Insecurity has perhaps become the most topical issue in the country today, with government, the citizens, and investors worried. Only recently, British soap-maker, PZ Cussons, warned that it was likely to report disappointing full year profits, pointing to political upheaval in Nigeria, challenging trading conditions in Australia,
and high raw materials costs. PZ Cussons also said it was monitoring social and economic tensions in Nigeria closely, after gun and bomb attacks by Islamist insurgents in the northern city of Kano killed at least 186 people.
The impact of the insecurity in Nigeria on PZ Cussons is an indication that other Fast-Moving Consumer Goods (FMCGs) may be in for a bigger challenge as their bottom lines may be adversely affected, leading to job losses if the situation does not change.

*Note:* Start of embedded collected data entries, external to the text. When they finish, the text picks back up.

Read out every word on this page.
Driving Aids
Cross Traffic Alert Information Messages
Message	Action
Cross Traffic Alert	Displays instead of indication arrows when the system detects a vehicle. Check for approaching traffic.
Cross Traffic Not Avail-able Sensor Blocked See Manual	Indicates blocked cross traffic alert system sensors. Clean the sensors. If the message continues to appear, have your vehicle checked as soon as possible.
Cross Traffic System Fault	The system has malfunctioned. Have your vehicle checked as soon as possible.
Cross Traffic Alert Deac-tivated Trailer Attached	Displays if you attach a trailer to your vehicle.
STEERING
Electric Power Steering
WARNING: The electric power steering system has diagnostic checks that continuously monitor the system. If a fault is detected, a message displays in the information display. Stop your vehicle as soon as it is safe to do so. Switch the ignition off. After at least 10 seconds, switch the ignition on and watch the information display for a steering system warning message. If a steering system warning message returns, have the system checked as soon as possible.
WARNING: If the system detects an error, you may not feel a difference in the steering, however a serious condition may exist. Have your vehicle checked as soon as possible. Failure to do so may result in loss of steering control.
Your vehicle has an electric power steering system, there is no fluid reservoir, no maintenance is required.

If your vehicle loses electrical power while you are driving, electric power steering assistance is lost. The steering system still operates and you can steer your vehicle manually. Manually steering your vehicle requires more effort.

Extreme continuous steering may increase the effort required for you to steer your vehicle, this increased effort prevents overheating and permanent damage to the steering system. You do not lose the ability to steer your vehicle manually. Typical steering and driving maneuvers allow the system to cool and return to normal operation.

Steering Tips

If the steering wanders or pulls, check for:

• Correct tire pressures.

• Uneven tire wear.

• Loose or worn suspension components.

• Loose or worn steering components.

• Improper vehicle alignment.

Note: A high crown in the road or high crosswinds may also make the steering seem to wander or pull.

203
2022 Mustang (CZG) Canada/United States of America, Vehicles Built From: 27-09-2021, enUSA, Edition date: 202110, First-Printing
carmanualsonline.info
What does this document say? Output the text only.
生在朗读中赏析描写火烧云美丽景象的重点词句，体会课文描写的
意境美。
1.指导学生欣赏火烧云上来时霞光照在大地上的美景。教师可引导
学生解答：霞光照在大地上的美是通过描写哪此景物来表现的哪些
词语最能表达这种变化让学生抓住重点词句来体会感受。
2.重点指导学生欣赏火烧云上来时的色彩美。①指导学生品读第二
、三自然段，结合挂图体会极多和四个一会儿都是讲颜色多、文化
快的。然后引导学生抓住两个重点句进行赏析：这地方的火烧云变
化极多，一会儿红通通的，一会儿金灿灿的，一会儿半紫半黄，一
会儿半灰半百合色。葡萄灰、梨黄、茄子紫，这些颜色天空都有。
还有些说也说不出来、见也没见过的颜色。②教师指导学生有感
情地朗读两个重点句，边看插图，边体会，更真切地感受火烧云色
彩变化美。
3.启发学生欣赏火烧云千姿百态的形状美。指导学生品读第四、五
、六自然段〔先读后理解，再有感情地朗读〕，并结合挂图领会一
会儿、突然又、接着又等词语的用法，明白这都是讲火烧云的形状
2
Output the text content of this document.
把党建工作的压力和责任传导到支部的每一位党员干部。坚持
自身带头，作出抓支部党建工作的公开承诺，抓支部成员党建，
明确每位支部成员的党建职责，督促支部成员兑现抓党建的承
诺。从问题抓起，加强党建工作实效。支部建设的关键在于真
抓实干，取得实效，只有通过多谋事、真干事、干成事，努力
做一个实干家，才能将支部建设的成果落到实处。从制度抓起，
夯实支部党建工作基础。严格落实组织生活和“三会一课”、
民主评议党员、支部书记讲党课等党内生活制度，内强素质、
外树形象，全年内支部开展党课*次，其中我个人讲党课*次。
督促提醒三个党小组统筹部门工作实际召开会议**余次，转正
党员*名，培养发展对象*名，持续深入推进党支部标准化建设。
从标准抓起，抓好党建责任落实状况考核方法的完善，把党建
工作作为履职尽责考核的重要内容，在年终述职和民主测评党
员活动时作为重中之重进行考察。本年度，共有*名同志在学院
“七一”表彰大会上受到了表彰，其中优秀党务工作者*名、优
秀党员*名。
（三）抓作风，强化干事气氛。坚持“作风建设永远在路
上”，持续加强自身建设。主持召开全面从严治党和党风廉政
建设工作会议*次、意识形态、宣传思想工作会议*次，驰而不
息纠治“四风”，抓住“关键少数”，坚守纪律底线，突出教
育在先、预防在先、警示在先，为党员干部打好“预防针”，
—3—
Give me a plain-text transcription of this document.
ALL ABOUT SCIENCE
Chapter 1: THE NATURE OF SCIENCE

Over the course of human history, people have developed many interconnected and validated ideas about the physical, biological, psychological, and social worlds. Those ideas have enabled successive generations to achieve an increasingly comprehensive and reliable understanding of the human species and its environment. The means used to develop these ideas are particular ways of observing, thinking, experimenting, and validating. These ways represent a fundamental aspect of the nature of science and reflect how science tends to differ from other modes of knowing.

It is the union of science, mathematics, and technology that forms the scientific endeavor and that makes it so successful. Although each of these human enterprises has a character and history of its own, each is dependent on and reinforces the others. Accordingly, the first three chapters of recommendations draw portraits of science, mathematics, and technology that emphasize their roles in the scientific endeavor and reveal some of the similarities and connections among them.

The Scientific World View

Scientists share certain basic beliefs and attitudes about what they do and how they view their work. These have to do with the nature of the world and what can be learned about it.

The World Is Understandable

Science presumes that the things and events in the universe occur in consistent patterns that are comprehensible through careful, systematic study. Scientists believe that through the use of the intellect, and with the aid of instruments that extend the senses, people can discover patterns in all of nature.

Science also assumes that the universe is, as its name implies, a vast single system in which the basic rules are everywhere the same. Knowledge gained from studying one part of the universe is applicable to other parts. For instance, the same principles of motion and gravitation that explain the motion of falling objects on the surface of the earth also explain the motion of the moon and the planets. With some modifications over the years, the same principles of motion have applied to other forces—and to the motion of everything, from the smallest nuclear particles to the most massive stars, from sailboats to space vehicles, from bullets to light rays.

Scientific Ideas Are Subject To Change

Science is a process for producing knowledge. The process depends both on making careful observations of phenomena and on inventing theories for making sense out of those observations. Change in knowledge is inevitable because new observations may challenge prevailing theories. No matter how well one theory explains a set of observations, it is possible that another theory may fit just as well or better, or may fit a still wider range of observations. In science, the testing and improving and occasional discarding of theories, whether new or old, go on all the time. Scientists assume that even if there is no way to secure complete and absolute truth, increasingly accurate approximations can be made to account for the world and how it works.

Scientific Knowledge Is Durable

The Boko Haram crisis, which is the major cause of insecurity in the country, has taken the lives of many business people while displacing others and ruining businesses. At the Mile 12 Market in Lagos, drop-off point for food items that enter homes in cosmopolitan Lagos and some parts of Southwest Nigeria, supply of foodstuff like tomatoes, onions, pepper, and yam, of which Nigeria is world number one producer, has dropped tremendously. These are signals that Nigerians need to brace up for an impending food crisis and accompanying higher prices in the coming months as food supplies from the North, which account for over 70 percent of food consumed nationwide, are dwindling by the day due to the Boko Haram crisis. The resumed bombing by Niger Delta militants is not helping matters either.
The impact of the sectarian violence and ripple effects of economic crises in Europe have helped to depress the Nigerian Capital Market and investors’ confidence. These events are capable of reversing the gains the economy has recorded, including current growth rate of 7.4 percent. Just recently, there were reports of appreciable growth in general Fast Moving Consumer Goods (FMCG) sector from $884 million in 2008 to $1billion in 2011. Growth has been so robust that renowned multinationals are not only showing interest daily in Nigeria but are expanding their businesses. Coca-Cola Hellenic in December 2010 announced a $300 million investment in Nigerian Bottling Company, its local unit. Even PZ Cussons, in spite of its recent concerns, plans to expand its food business in Nigeria with the construction of $27million palm oil refinery in the country. Nestle, the world’s biggest food group, and Guinness have plans to increase their capacity in Nigeria. Heineken NV, the world’s third largest brewer, in January 2011 bought controlling stakes in five breweries in Nigeria, expanding its capacity in Africa’s second largest beer market by nearly a third. Guinness and Heineken’s moves are in response to SABMiller’s entry into the market.
The nation should not allow these successes to be halted by insecurity. The concerns expressed by PZ Cussons is a wake-up call to the government to take drastic steps in addressing the insecurity in the country. There is also an urgent need to make the leadership of the North show deeper concern for the problem at hand and take responsibility. They must reach out to the Boko Haram leadership, who live among them, and find ways of talking them into dropping their guns and bombs. This is important because the economy of the North, and indeed of Nigeria, is under threat and the time to act is now.
We must move fast and find a lasting solution now. A prolongation of the crisis is nothing but doom for the country. We reject this in its entirety.